Each sandbox pod gets its own Secret containing a freshly generated password, mounted as OPENCODE_SERVER_PASSWORD env on the sandbox container. The sandbox manager generates the password and creates the Secret as part of provision(), alongside the existing ONYX_PAT Secret it already manages.

Why not a cluster-wide derived secret:

  • Lateral movement: if an agent inside one sandbox can exfiltrate the cluster secret, it knows every sandbox's password. Per-pod containment limits the blast radius to one sandbox.
  • We already do per-pod Secret provisioning for ONYX_PAT; reusing the pattern keeps the K8s manager symmetric.
  • Operational overhead is ~10 lines of kubernetes.client.V1Secret creation, and the existing cleanup path (pod delete cascades to Secret) handles teardown.

OpencodeServeClient's constructor accepts password: str | None (None for dev/local). Where the password comes from is the sandbox manager's problem, not the client's.

3. Multi-replica concurrency — no lock; handle 409 in client

Realistic concurrent paths are rare (two-tab user; scheduled task vs. user). Opencode's session.status: busy state strongly implies its prompt_async endpoint serializes per-session — it'll either queue the second prompt or reject with 409.

The client's send_message handles a non-2xx from prompt_async as a soft signal:

  • 409 Conflict (session busy) → wait for the next session.idle event on the /event stream (max 30s), then retry prompt_async once. After one retry, surface as Error.
  • Any other non-2xx → yield Error(code=status, message=body) and end.
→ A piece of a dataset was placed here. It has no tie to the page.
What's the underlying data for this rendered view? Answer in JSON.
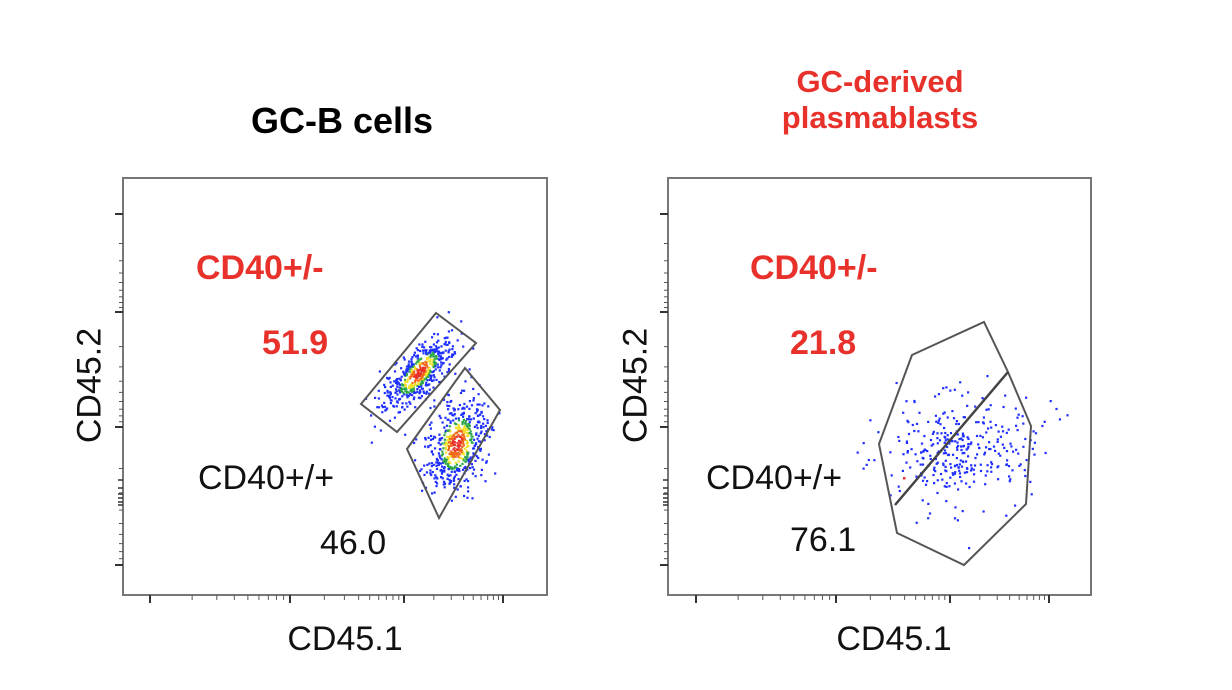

Add a counter metric opencode_serve_busy_retries so we can see if this ever fires in prod. If it does fire often, upgrade to a Redis lock — but defer until empirical signal demands it.

4. Token usage / cost capture — new LLMFlow.OPENCODE_TURN span

The terminator message.updated payload carries everything needed for cost observability:

json
"cost": 0.00107985,
"tokens": {"total": ..., "input": ..., "output": ..., "reasoning": ..., "cache": {"read": ..., "write": ...}},
"modelID": "gpt-4o-mini",
"providerID": "openai"

Implementation:

  1. Add OPENCODE_TURN to LLMFlow enum in backend/onyx/tracing/flows.py.
  2. In send_message, open a generation span via traced_llm_call(flow=LLMFlow.OPENCODE_TURN, model=…, provider=…) at the start of the turn. model/provider come from opencode.json config (passed into the client by the sandbox manager) or are filled in from the first session.next.model.switched event.
  3. On terminator, set span attributes cost, tokens.input, tokens.output, tokens.total, tokens.reasoning, tokens.cache.read, tokens.cache.write and close.
  4. No span fields for per-token latency — opencode is making the underlying LLM call, not us. Aggregate cost/tokens is the observability we have.

This is a parallel work item: doesn't block the client library landing behind the ACP_TRANSPORT=serve flag, but must land before flipping the flag on in prod (otherwise we lose cost telemetry during the transition).

Open questions remaining

None for the client library itself. The remaining decisions are out of scope (e.g., when to flip the flag, when to delete the ACP code per drop-acp-layer.md).